Samsung Electronics est au bord d'une grève après l'échec des négociations de travail avec son syndicat. Environ 89 000 employés en Corée du Sud ont commencé un vote pour un arrêt de travail programmé du 21 mai au 7 juin, exigeant une augmentation salariale de 7 % et une plus grande transparence dans le système de primes.
Cette situation menace d'interrompre la production de semi-conducteurs à un moment critique pour la demande mondiale de matériel d'intelligence artificielle.
Paralysie dans l'usine de semi-conducteurs et alarme dans la direction de Samsung
Le vote syndical, qui se termine le 18 mars, a déjà dépassé 60 % de participation dans ses premiers jours et cible directement la principale usine de semi-conducteurs de Samsung à Pyeongtaek.

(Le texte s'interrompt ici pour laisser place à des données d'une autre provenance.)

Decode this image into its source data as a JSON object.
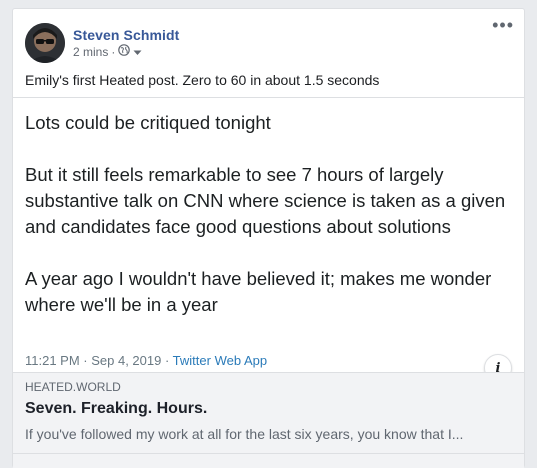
{
  "post": {
    "author": "Steven Schmidt",
    "time": "2 mins",
    "dot": "·",
    "caption": "Emily's first Heated post. Zero to 60 in about 1.5 seconds",
    "more_label": "•••"
  },
  "tweet": {
    "paragraphs": [
      "Lots could be critiqued tonight",
      "But it still feels remarkable to see 7 hours of largely substantive talk on CNN where science is taken as a given and candidates face good questions about solutions",
      "A year ago I wouldn't have believed it; makes me wonder where we'll be in a year"
    ],
    "timestamp": "11:21 PM · Sep 4, 2019 · ",
    "app": "Twitter Web App",
    "info_label": "i"
  },
  "link": {
    "domain": "HEATED.WORLD",
    "title": "Seven. Freaking. Hours.",
    "description": "If you've followed my work at all for the last six years, you know that I..."
  }
}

Choi Seung-ho, président du Syndicat des travailleurs de Samsung Electronics, a déclaré à Reuters : “J'espère qu'il y aura une interruption de la production”, précisant que la protestation pourrait stopper près de la moitié du volume de fabrication dans le complexe.
La direction de Samsung n'a pas caché son inquiétude. Un représentant de l'entreprise a averti que les arrêts, même s'il ne s'agissait que d'une seule grève, pourraient endommager de manière irréparable la confiance des clients et nécessiter des années pour revenir à la normale.
Le conflit salarial comparé à SK Hynix
Le cœur du conflit réside dans l'écart salarial marqué avec SK Hynix, le principal concurrent de Samsung. L'entreprise de semi-conducteurs et de technologie a supprimé le plafond sur les primes et transfère 10 % de ses bénéfices d'exploitation directement aux employés.

Avec un bénéfice projeté de 47 billions de wons en 2025, les travailleurs de SK Hynix recevront des primes dépassant 140 millions de wons par personne.
En revanche, Samsung utilise une formule de Valeur Économique Ajoutée pour calculer les primes, qui est considérée par les travailleurs comme une “boîte noire” en raison des réductions pour impôts et coûts de capital.
Selon le syndicat, un ingénieur avec un salaire de base de 76 millions de wons ne recevrait que 38 millions en primes, soit moins d'un tiers de ce que paie la concurrence.
La dernière offre de la direction de Samsung était une augmentation salariale de 6,2 % et des primes spéciales, mais les négociations ont échoué lorsque l'entreprise a refusé de supprimer le plafond de 50 % sur le salaire de base.

Impact potentiel sur la production de puces pour intelligence artificielle
Le conflit de travail éclate à un moment particulièrement délicat, alors que Samsung vient de commencer la production en masse des puces de mémoire HBM4, essentielles pour les accélérateurs d'IA Vera Rubin de Nvidia, prévus pour la deuxième moitié de 2026. 70 % des employés syndiqués chez Samsung sont des ingénieurs de la division des semi-conducteurs.
Face à la croyance de l'entreprise que les usines automatisées résisteraient à la grève, les leaders syndicaux ont averti qu'une adhésion massive paralyserait complètement la production.
“Si 10 000 des 14 000 travailleurs du campus de Pyeongtaek rejoignent la grève, l'usine serait effectivement paralysée”, a expliqué un fonctionnaire syndical à Aju Press.

Si la mesure est approuvée, le syndicat prévoit de révéler les résultats du vote le 18 mars, d'organiser une manifestation massive le 23 avril et, si aucune meilleure offre n'est faite par l'entreprise, d'exécuter la grève générale en mai, mettant en péril la production de puces d'IA et la position de Samsung sur le marché mondial.
Enfin, il est pertinent de noter que l'un des principaux axes de Samsung est la production de mémoire ultra-rapide, essentielle pour le fonctionnement des processeurs d'IA. Dans ce segment, elle concurrence directement SK Hynix, fabriquant des puces HBM (High Bandwidth Memory) de dernière génération, telles que HBM3E et avançant dans le développement de HBM4.